Although it is a rare and interesting infectious cervical condition, cervicofacial actinomycosis involves some issues regarding the differential diagnosis among neck masses.
This case is particularly distinctive as it represents, to our knowledge, the first documented report of cervicofacial actinomycosis specifically attributed to Actinomyces georgiae (recently reclassified as Schaalia georgiae) during pregnancy. Furthermore, the upper laterocervical localization and the presence of multiple fistulae without regional lymphadenopathy provide a critical diagnostic reminder: actinomycosis can mimic malignancy or tuberculosis even in atypical anatomical sites. The diagnostic process during pregnancy requires a nuanced approach to imaging; while ionizing radiation (CT or X-ray) is not strictly contraindicated, it was avoided in this case based on a risk-benefit assessment, prioritizing ultrasound and clinical findings due to the unavailability of immediate MRI.
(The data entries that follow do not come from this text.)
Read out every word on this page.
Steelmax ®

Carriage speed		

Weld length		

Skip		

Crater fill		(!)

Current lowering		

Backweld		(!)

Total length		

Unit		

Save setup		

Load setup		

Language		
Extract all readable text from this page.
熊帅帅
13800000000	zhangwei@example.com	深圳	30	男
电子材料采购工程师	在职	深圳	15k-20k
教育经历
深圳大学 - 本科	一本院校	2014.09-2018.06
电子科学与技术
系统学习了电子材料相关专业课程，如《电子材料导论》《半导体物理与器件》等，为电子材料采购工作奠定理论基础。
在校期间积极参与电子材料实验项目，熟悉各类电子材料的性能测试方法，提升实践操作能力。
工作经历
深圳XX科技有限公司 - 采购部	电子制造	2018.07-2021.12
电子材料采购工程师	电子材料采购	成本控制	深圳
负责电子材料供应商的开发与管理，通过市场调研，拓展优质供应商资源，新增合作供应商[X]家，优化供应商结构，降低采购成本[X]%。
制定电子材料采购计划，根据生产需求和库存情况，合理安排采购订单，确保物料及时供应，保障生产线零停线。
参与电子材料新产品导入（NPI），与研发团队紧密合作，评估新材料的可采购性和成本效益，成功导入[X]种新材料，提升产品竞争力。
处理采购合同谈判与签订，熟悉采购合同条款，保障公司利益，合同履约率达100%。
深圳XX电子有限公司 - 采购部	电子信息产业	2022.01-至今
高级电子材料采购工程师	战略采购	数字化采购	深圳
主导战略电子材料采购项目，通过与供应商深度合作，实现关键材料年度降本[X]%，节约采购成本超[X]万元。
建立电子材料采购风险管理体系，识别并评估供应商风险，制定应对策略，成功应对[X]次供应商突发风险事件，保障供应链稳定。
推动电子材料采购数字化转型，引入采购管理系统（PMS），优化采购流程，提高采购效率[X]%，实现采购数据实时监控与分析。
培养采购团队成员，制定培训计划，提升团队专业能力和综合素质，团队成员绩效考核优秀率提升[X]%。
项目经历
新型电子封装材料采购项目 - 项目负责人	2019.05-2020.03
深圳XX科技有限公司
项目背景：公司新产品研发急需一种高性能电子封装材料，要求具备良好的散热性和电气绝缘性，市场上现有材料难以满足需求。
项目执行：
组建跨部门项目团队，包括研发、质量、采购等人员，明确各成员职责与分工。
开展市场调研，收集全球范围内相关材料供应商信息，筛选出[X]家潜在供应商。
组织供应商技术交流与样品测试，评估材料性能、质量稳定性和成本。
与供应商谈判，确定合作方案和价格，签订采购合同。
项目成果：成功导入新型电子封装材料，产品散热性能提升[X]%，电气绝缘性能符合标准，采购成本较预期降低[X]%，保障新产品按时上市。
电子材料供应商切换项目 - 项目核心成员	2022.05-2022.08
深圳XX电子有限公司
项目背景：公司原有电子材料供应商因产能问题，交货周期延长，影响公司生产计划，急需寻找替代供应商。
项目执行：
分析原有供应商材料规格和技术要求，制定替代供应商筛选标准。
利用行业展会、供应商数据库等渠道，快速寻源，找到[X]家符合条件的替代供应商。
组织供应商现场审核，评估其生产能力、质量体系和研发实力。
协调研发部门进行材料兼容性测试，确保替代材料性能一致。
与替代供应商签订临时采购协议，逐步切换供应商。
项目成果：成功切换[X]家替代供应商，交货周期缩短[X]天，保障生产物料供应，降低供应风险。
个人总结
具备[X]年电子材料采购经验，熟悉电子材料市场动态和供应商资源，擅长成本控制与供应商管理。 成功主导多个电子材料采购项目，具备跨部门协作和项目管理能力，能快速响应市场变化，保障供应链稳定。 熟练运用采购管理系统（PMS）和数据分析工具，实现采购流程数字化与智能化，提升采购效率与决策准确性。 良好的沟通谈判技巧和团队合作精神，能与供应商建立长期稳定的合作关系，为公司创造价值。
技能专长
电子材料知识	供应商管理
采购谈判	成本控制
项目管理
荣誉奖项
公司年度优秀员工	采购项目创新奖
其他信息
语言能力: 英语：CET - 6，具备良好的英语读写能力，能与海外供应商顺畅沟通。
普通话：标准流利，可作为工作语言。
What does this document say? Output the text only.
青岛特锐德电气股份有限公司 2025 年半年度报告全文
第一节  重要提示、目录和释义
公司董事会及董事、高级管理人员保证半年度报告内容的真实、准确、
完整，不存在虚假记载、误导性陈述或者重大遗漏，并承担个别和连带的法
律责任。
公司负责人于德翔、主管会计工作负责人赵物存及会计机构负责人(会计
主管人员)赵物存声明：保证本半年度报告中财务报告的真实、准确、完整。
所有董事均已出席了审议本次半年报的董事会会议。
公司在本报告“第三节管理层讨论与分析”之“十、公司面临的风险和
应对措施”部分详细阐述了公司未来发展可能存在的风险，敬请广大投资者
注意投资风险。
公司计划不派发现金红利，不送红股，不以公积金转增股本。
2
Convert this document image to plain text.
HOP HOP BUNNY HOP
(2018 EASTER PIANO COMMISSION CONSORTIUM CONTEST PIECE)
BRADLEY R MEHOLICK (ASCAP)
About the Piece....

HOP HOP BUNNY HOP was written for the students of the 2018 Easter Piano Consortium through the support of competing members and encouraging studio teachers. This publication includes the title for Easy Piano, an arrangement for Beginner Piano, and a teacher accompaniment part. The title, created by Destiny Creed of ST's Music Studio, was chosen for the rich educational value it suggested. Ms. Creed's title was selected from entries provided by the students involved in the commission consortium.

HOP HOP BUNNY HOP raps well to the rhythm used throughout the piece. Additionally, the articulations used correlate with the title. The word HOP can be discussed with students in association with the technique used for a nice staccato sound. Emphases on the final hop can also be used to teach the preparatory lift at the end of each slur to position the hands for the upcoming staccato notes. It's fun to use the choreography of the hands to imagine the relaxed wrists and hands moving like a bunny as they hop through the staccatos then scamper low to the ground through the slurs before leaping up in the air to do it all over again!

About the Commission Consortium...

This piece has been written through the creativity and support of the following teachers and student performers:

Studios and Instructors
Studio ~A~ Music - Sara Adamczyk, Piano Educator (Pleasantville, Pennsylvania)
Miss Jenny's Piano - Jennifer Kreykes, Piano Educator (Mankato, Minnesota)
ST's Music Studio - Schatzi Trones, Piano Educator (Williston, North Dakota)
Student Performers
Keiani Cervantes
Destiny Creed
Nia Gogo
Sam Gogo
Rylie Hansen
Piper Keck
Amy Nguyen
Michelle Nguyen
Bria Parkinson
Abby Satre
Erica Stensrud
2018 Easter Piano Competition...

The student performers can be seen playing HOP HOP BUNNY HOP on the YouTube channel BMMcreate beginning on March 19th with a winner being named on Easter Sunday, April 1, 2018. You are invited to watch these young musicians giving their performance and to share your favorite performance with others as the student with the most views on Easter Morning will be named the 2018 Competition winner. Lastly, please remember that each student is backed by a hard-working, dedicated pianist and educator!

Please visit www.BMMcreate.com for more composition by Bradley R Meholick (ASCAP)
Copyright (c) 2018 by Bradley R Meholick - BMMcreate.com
Cervicofacial actinomycosis typically presents in the submandibular region, but our case is distinctive for its left upper laterocervical localization. While species like A. israelii are common globally (often associated with pelvic infections in pregnancy), this report represents the first documented case of cervicofacial actinomycosis specifically attributed to Actinomyces georgiae in a pregnant patient. The diagnosis of actinomycosis was established through the cytological findings (Gram stain direct diagnosis), and recovery of A. georgiae further supported it. Identification of bacterial colonies composed of filamentous, Gram-positive rods with a beaded appearance on Gram stain was done with MALDI-TOF mass spectrometry after 96 h anaerobic incubation. The treatment was optimized for fetal safety, using amoxicillin-clavulanic acid (1 g every 12 h) for 3 months, resulting in complete resolution.